Le traitement éducatif et rééducatif proposé ou imposé par l’école (en attendant de l’être par la Loi) s’inspire de ces deux nouvelles tendances ; exit les soins psychomoteurs qui faisaient partie de la gamme des rééducations offertes par les GAP dans la plupart des écoles jusque la fin des années 80 (les rééducations aujourd’hui dans l’école, sont toutes à dominante scolaires) Les enfants sont de plus en plus orientés vers l’extérieur ; la responsabilité comme la pratique et le suivi de ces soins reposent dorénavant sur les seules familles. Il est à noter que les soins psychomoteurs sont devenus très rares y compris dans les CMP et CMPP et que, dans le libéral, à la différence des soins orthophoniques, ils ne sont tout simplement pas remboursés.
En guise de « traitement » la réponse des écoles aux problèmes de motricité des enfants se limite donc le plus souvent à la convocation régulière des parents pour venir écouter les difficultés des enseignants à recevoir leurs enfants ; ces pratiques de convocation partout en hausse sont généralement présentées comme relevant d’une « responsabilisation » des parents conformément là encore à la thèse de leur « démission » ou de leur faible capacité à donner des limites à leurs enfants.

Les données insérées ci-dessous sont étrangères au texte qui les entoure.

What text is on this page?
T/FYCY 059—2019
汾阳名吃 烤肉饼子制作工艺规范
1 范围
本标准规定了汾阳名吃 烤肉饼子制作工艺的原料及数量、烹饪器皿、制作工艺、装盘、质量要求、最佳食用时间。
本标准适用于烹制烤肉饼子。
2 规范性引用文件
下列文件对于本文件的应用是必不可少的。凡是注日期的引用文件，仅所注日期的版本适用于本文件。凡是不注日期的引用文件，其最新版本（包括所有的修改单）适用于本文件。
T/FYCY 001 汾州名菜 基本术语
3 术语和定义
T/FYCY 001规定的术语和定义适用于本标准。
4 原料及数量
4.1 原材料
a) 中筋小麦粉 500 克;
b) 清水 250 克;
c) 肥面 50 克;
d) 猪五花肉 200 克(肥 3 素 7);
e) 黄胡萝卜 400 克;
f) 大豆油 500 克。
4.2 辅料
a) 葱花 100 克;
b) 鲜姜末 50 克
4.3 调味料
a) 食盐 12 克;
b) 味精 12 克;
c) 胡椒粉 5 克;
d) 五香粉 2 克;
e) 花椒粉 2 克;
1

Dans le cadre scolaire, les pratiques liées à la répression de ces conduites évoluent également dans le sens de a répression: les enfants coupables d’agitation sont constamment punis, souvent renvoyés du groupe, envoyés chez la directrice, ce qui n’est pas neuf en tant que pratique mais l’est bien davantage du côté du bons sens. Jusque dans les années 70, un enfant puni pour son agitation l’était dans le cadre même de son éducation ; l’enseignant se sentait là dans son rôle. De nos jours, la répression des enfants agités change de sens ; si elle emprunte toujours les mêmes outils, cette fois ci leur recours s’accompagne d’un autre message : l’enseignant comme l’école, par leur sanction, témoignent que l’enfant ne relèverait pas d’une situation éducative ordinaire, que son comportement est anormal, qu’il doit être corrigé par des soins. Les sanctions scolaire ne sont plus vues comme une réponse mais comme un « pis aller », et surtout une manière de gérer la situation dans l’attente d’une solution forcément extérieure (famille ou soins).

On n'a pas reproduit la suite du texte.